Marx's hypothesized when the predicted overthrow took place, greedy capitalists seeking profits at the expense of the proletariat could be taken out of the equation and the government could provide "salvation by society."

Salvation by society promised an earthly paradise in an everlasting society that achieves both social perfection and individual perfection – taking care of the individual's needs from cradle-to-grave needs.

The fact that this is never worked is irrelevant. It's still being peddled to the naïve and historically illiterate because it's such a seductive theme or promise.

Clarifying Another Historically Inaccurate Claim

In Karl Marx's view and other intellectuals at the time, the proletariat was being exploited or treated very badly by their employers. And were in a far worse position than when working in the agricultural sector.

Said Drucker: "We now know there was no truth in the old universal belief that factory workers (i.e., the proletariat) were no worse off and were treated more harshly than they had been as landless laborers in the pre-industrial countryside…

… They were badly off, no doubt, and harshly treated… But they flocked to the factory precisely because they were still better off there than they were at the bottom of a static, tyrannical and starving rural society…"

But – and this is a very big but – they still experienced a much better quality of life than the one rural life offered.

In Conclusion

Recent surveys indicate the majority of Americans understand – in a more practical way what we might label the Drucker perspective.

In the world of Karl Marx (1818-1883), terms such as "profit as exploitation" might have had more justification.

But we are now living in a different world – a world that emphasizes knowledge work, provides retirement income sources of all kinds, undreamed of entitlements, and relies on corporate spending and investing to meet the vast unsatisfied needs of billions of people on the planet.

Much of these benefits – either directly or indirectly – derives from corporate profitability.

If there is no continuous, purposeful innovations, businesses stagnate. Profits will dwindle. Any government policies that tax beyond a reasonable level, will have an impact on future innovations and business survival.

Many politicians think in a vacuum. Few are adequately trained in the process of decision-making, let alone model building, that renders explicit the interrelationships between and among a set of factors.

Rest assured, an orchestrated and ill-advised war on profits will inevitably impact what many of us now take for granted including political freedom and a functioning civil society.

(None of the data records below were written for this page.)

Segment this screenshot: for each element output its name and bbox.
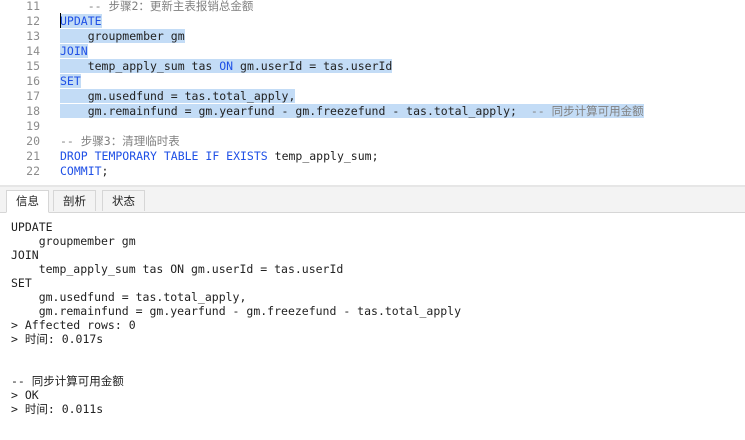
- code-text: UPDATE: [60, 14, 102, 29]
- line-number: 17: [26, 89, 40, 103]
- output-line: JOIN: [11, 248, 39, 262]
- output-line: temp_apply_sum tas ON gm.userId = tas.us…: [11, 262, 344, 276]
- line-number: 15: [26, 59, 40, 73]
- code-text: JOIN: [60, 44, 88, 59]
- output-line: -- 同步计算可用金额: [11, 374, 124, 388]
- sql-token: gm.userId = tas.userId: [233, 59, 393, 73]
- line-number: 21: [26, 149, 40, 163]
- output-line: > 时间: 0.011s: [11, 402, 104, 416]
- editor-line[interactable]: 16 SET: [0, 74, 745, 89]
- editor-line[interactable]: 22 COMMIT;: [0, 164, 745, 179]
- sql-comment: -- 步骤3：清理临时表: [60, 134, 180, 148]
- sql-keyword: DROP TEMPORARY TABLE IF EXISTS: [60, 149, 268, 163]
- editor-line[interactable]: 11 -- 步骤2：更新主表报销总金额: [0, 0, 745, 14]
- sql-keyword: UPDATE: [60, 14, 102, 28]
- text-caret: [60, 13, 61, 28]
- sql-token: gm.usedfund = tas.total_apply,: [60, 89, 296, 103]
- code-text: SET: [60, 74, 81, 89]
- editor-line[interactable]: 19: [0, 119, 745, 134]
- sql-token: groupmember gm: [60, 29, 185, 43]
- sql-comment: -- 步骤2：更新主表报销总金额: [60, 0, 254, 13]
- line-number: 11: [26, 0, 40, 13]
- output-line: SET: [11, 276, 32, 290]
- code-text: -- 步骤3：清理临时表: [60, 134, 180, 149]
- editor-line[interactable]: 21 DROP TEMPORARY TABLE IF EXISTS temp_ap…: [0, 149, 745, 164]
- sql-editor[interactable]: 11 -- 步骤2：更新主表报销总金额 12 UPDATE 13 groupmembe…: [0, 0, 745, 185]
- tab-status[interactable]: 状态: [102, 190, 145, 211]
- sql-keyword: JOIN: [60, 44, 88, 58]
- sql-token: gm.remainfund = gm.yearfund - gm.freezef…: [60, 104, 531, 118]
- output-line: > OK: [11, 388, 39, 402]
- line-number: 16: [26, 74, 40, 88]
- line-number: 13: [26, 29, 40, 43]
- line-number: 22: [26, 164, 40, 178]
- sql-comment: -- 同步计算可用金额: [530, 104, 644, 118]
- editor-line[interactable]: 12 UPDATE: [0, 14, 745, 29]
- line-number: 19: [26, 119, 40, 133]
- code-text: groupmember gm: [60, 29, 185, 44]
- output-line: groupmember gm: [11, 234, 136, 248]
- result-tabs: 信息 剖析 状态: [0, 187, 745, 213]
- sql-token: temp_apply_sum tas: [60, 59, 220, 73]
- sql-keyword: ON: [219, 59, 234, 73]
- editor-line[interactable]: 15 temp_apply_sum tas ON gm.userId = tas…: [0, 59, 745, 74]
- sql-token: ;: [101, 164, 109, 178]
- output-line: > 时间: 0.017s: [11, 332, 104, 346]
- editor-line[interactable]: 13 groupmember gm: [0, 29, 745, 44]
- output-line: UPDATE: [11, 220, 53, 234]
- code-text: temp_apply_sum tas ON gm.userId = tas.us…: [60, 59, 393, 74]
- message-output: UPDATE groupmember gm JOIN temp_apply_sum…: [0, 213, 745, 440]
- output-line: gm.usedfund = tas.total_apply,: [11, 290, 247, 304]
- sql-keyword: SET: [60, 74, 81, 88]
- tab-info[interactable]: 信息: [6, 190, 49, 213]
- output-line: gm.remainfund = gm.yearfund - gm.freezef…: [11, 304, 462, 318]
- line-number: 14: [26, 44, 40, 58]
- code-text: COMMIT;: [60, 164, 108, 179]
- code-text: gm.remainfund = gm.yearfund - gm.freezef…: [60, 104, 644, 119]
- sql-keyword: COMMIT: [60, 164, 102, 178]
- line-number: 18: [26, 104, 40, 118]
- sql-token: temp_apply_sum;: [267, 149, 379, 163]
- code-text: DROP TEMPORARY TABLE IF EXISTS temp_appl…: [60, 149, 379, 164]
- line-number: 20: [26, 134, 40, 148]
- editor-line[interactable]: 18 gm.remainfund = gm.yearfund - gm.free…: [0, 104, 745, 119]
- code-text: gm.usedfund = tas.total_apply,: [60, 89, 296, 104]
- code-text: -- 步骤2：更新主表报销总金额: [60, 0, 254, 14]
- editor-line[interactable]: 20 -- 步骤3：清理临时表: [0, 134, 745, 149]
- output-line: > Affected rows: 0: [11, 318, 136, 332]
- editor-line[interactable]: 17 gm.usedfund = tas.total_apply,: [0, 89, 745, 104]
- editor-line[interactable]: 14 JOIN: [0, 44, 745, 59]
- tab-profile[interactable]: 剖析: [53, 190, 96, 211]
- line-number: 12: [26, 14, 40, 28]
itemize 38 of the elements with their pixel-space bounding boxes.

In a spot-on article in the Wall Street Journal, Daniel Henninger expressed what many are rapidly concluding, "The long-term effect of enacting {massive new} entitlements—atop Social Security and Medicare, already under fiscal pressure from the cohort of baby boomers—could not be more clear: U.S. spending on defense and national security will go flat or fall indefinitely."

We leave it to our readers to reach their own conclusions about "a potential American future that has already happened–unless government actions are taken to counteract today's trend toward mediocrity and replace inertia and its momentum by new energy and new direction."